How to use DBPedia to extract Tags/Keywords from content?

Pritam Raut picture Pritam Raut · Jan 20, 2011 · Viewed 9.9k times · Source

I am exploring how I can use Wikipedia's taxonomy information to extract Tags/Keywords from my content.

I found articles about DBPedia. DBpedia is a community effort to extract structured information from Wikipedia and to make this information available on the Web.

Has anyone used their web services? Do you know how they work and how reliable it is?

Answer

John Lehmann picture John Lehmann · Jan 20, 2011

DBpedia is a fantastic, high quality resource. In order to turn your content into a set of relevant DBpedia concepts, however, you will need to accurately identify them in your text, which involves at least two steps:

  1. Identify DBpedia concepts in your content: This includes recognizing concept names (and alternate names) in text, and also disambiguating among all possible meanings of each phrase. The term "Sun" may refer to dozens of possible concepts according to its disambiguation page including a star, newspapers, person names, etc. This involves entity identification, classification, and linking.
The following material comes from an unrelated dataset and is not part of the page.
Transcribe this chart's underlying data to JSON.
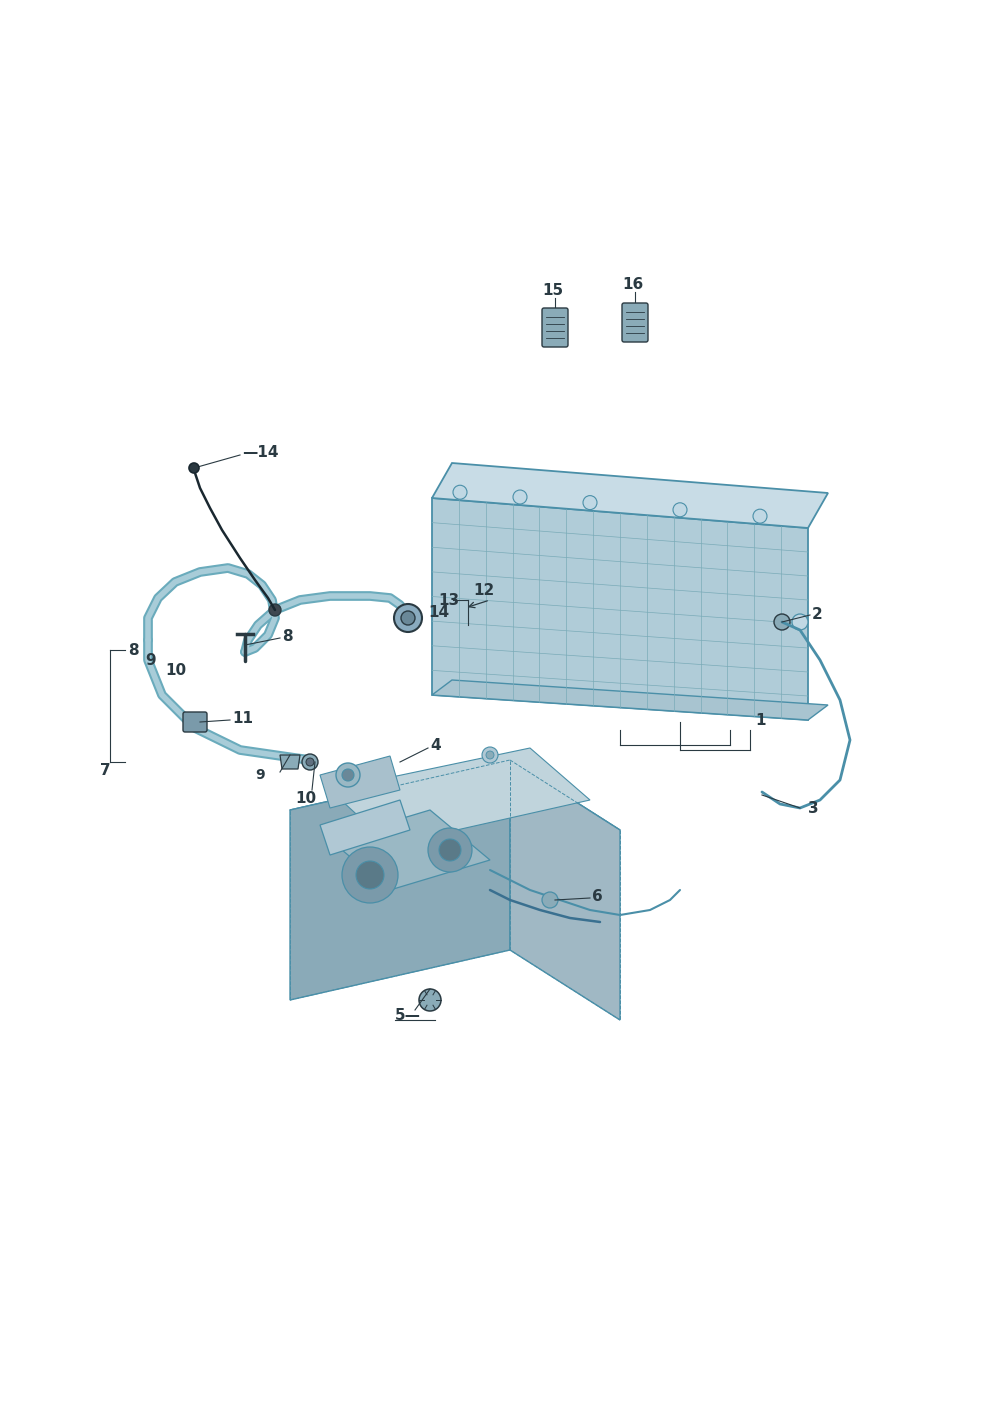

  2. Identify which of those concepts are interesting: For example, do you want the concept "Definite article" showing up when text includes the term "the" (which The redirects to)?

You may want to consider a preexisting text analytics library or service, which supports entity linking to DBpedia. One great tool for topic indexing is Maui, which was developed by Alyona Medelyan during her PhD. Another great open source solution is Wikipedia Miner by David Milne at the same university.

Two commercial services which provide linking to DBpedia concepts are Zemanta and Extractiv (allow some level of free use). DBpedia spotlight option. Others which may provide these capabilities are listed at: https://stackoverflow.com/questions/2119279/is-there-a-better-tool-than-opencalais

Disclosure: I [used to] work at Extractiv (defunct), which is powered by Language Computer Corporation's NLP.